Joel T. Kaardal, Ph.D.
Machine learning research engineer
Introduction

The augmented Lagrangian method solves constrained minimization problems of the form

$$ \begin{align} \small \min_{\mathbf{x}} f(\mathbf{x}) \small \ \text{ subject to } \ & \small \mathbf{g}(\mathbf{x}) \geq \mathbf{0} \text{, } \ \mathbf{h}(\mathbf{x}) = \mathbf{0} \\ & \small \mathbf{x}_\mathrm{lb} \leq \mathbf{x} \leq \mathbf{x}_\mathrm{ub} \end{align} $$

where \( \mathbf{x} \) is a weight vector, \( f(\mathbf{x}) \) is a scalar objective function, \( \mathbf{g} \) is a vector of inequality constraints, \( \mathbf{h} \) is a vector of equality constraints, and \( \mathbf{x}_\mathrm{lb} \) and \( \mathbf{x}_\mathrm{ub} \) are lower and upper bounds on \( \mathbf{x} \) (box constraints), respectively.

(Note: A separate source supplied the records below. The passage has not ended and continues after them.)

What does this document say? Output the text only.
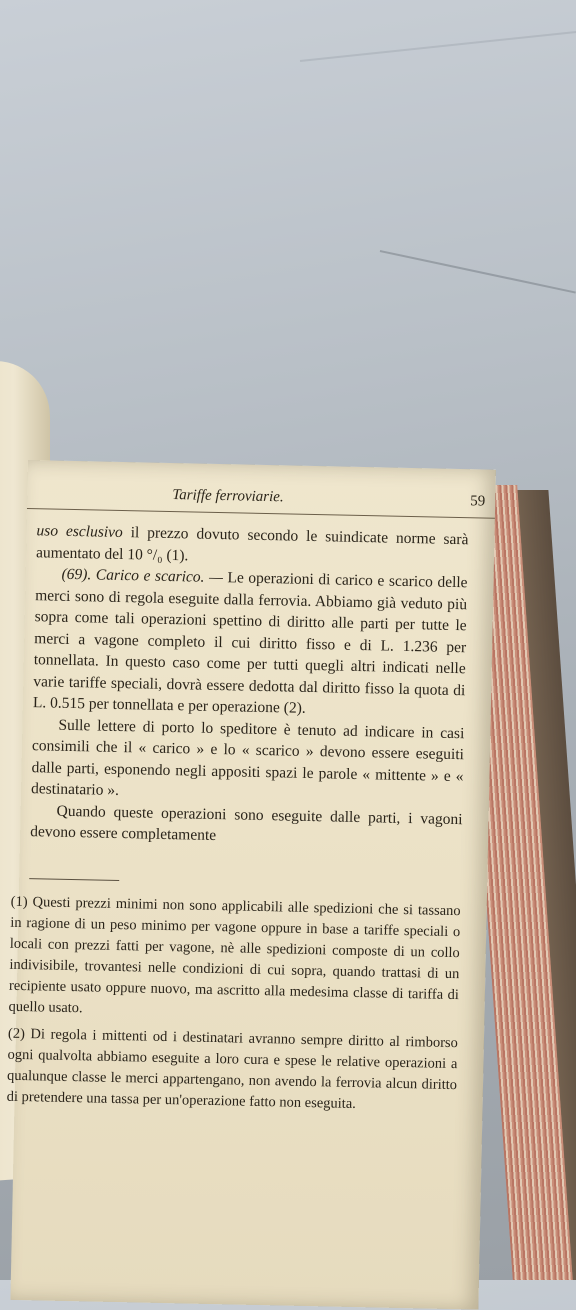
Tariffe ferroviarie.	59

uso esclusivo il prezzo dovuto secondo le suindicate norme sarà aumentato del 10 °/₀ (1).

(69). Carico e scarico. — Le operazioni di carico e scarico delle merci sono di regola eseguite dalla ferrovia. Abbiamo già veduto più sopra come tali operazioni spettino di diritto alle parti per tutte le merci a vagone completo il cui diritto fisso e di L. 1.236 per tonnellata. In questo caso come per tutti quegli altri indicati nelle varie tariffe speciali, dovrà essere dedotta dal diritto fisso la quota di L. 0.515 per tonnellata e per operazione (2).

Sulle lettere di porto lo speditore è tenuto ad indicare in casi consimili che il « carico » e lo « scarico » devono essere eseguiti dalle parti, esponendo negli appositi spazi le parole « mittente » e « destinatario ».

Quando queste operazioni sono eseguite dalle parti, i vagoni devono essere completamente

(1) Questi prezzi minimi non sono applicabili alle spedizioni che si tassano in ragione di un peso minimo per vagone oppure in base a tariffe speciali o locali con prezzi fatti per vagone, nè alle spedizioni composte di un collo indivisibile, trovantesi nelle condizioni di cui sopra, quando trattasi di un recipiente usato oppure nuovo, ma ascritto alla medesima classe di tariffa di quello usato.

(2) Di regola i mittenti od i destinatari avranno sempre diritto al rimborso ogni qualvolta abbiamo eseguite a loro cura e spese le relative operazioni a qualunque classe le merci appartengano, non avendo la ferrovia alcun diritto di pretendere una tassa per un'operazione fatto non eseguita.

The purpose of the augmented Lagrangian method is to improve on the simpler penalty method by using the method of Lagrange multipliers to find a feasible local optimum for finite penalty. The algorithm minimizes the augmented Lagrangian for a given strength of the penalty function and then, if the Karush-Kuhn-Tucker (KKT) conditions are not satisfied, the strength of the penalty function is increased until the KKT conditions are satisfied.

The main advantage of this algorithm over the interior-point method is that it uses a first-order method (projected gradient descent) to solve for a local minimum. The disadvantages are that the augmented Lagrangian is considerably more sensitive to its hyperparameter settings (e.g. the rate at which the strength of the penalty function increases) and does not certify that a stationary point is a local minimum. The latter makes the augmented Lagrangian algorithm best suited to convex optimization problems.

Example

Solve the following constrained maximization problem,

$$ \begin{align} \small \max_{x,y} f(x,y) = & \small \max_{x,y} \left(x + y\right) \\ & \small \text{ subject to } \ x^2 + y^2 = 1 \end{align} $$

which has a global maximum at \(x = \frac{\sqrt{2}}{2} \) and \(y = \frac{\sqrt{2}}{2} \).

The first thing to note here is that this problem is a maximization problem while the augmented Lagrangian is designed to solve minimization problems. This is easily rectified by negation; e.g. \( f(x,y) \leftarrow -f(x,y) \). The equality constraint also needs to be transformed into cannonical form by subtracting one from both sides such that \( h(x,y) = x^2 + y^2 - 1 = 0 \). Next, we need to determine the gradient of the (negated) objective function and the Jacobian of the equality constraint which are

$$ \small \boldsymbol{\nabla} f(x,y) = \left[\begin{array}{c} -1 \\ -1 \end{array}\right], \quad \boldsymbol{\nabla} h(x,y) = \left[\begin{array}{c} 2x \\ 2y \end{array}\right]. $$

The problem statement is passed in as a struct to the solver. In this example, the problem struct looks like this:

% problem struct
problem = struct( ...
    'f',   @(x)(-sum(x)), ...     % objective function
    'df',  @(x)([-1; -1]), ...    % gradient of objective function
    'ce',  @(x)(sum(x.^2)-1), ... % equality constraint
    'dce', @(x)(2*x), ...         % Jacobian of equality constraints
);

where @(x)() are anonymous functions. The problem weights, \( x \) and \( y \), are initialized to uniform random numbers on the range [0, 1] and the Lagrange multiplier is initialized to zero before passing everything to the solver function:

% initialization of weights and the Lagrange multiplier
x0 = rand(2, 1);
lambda0 = 0.0;

% find a feasible stationary point (hopefully a minimum)
[x, fval, lambda, kkt] = almSolve(problem, x0, lambda0);

which returns the weights at the solution (x), the objective function value at the solution (fval), the Lagrange multiplier at the solution (lambda), and the KKT conditions evaluated at the solution (kkt). Using the default hyperparameters, a feasible stationary point was found to \( 1.0 \cdot 10^{-4} \) precision in the norm of the KKT conditions after three iterations at \( x = 0.7071 \) and \( y = 0.7071 \) which is approximately equal to the feasible global minimum of the problem. This indicates that the algorithm has succeeded.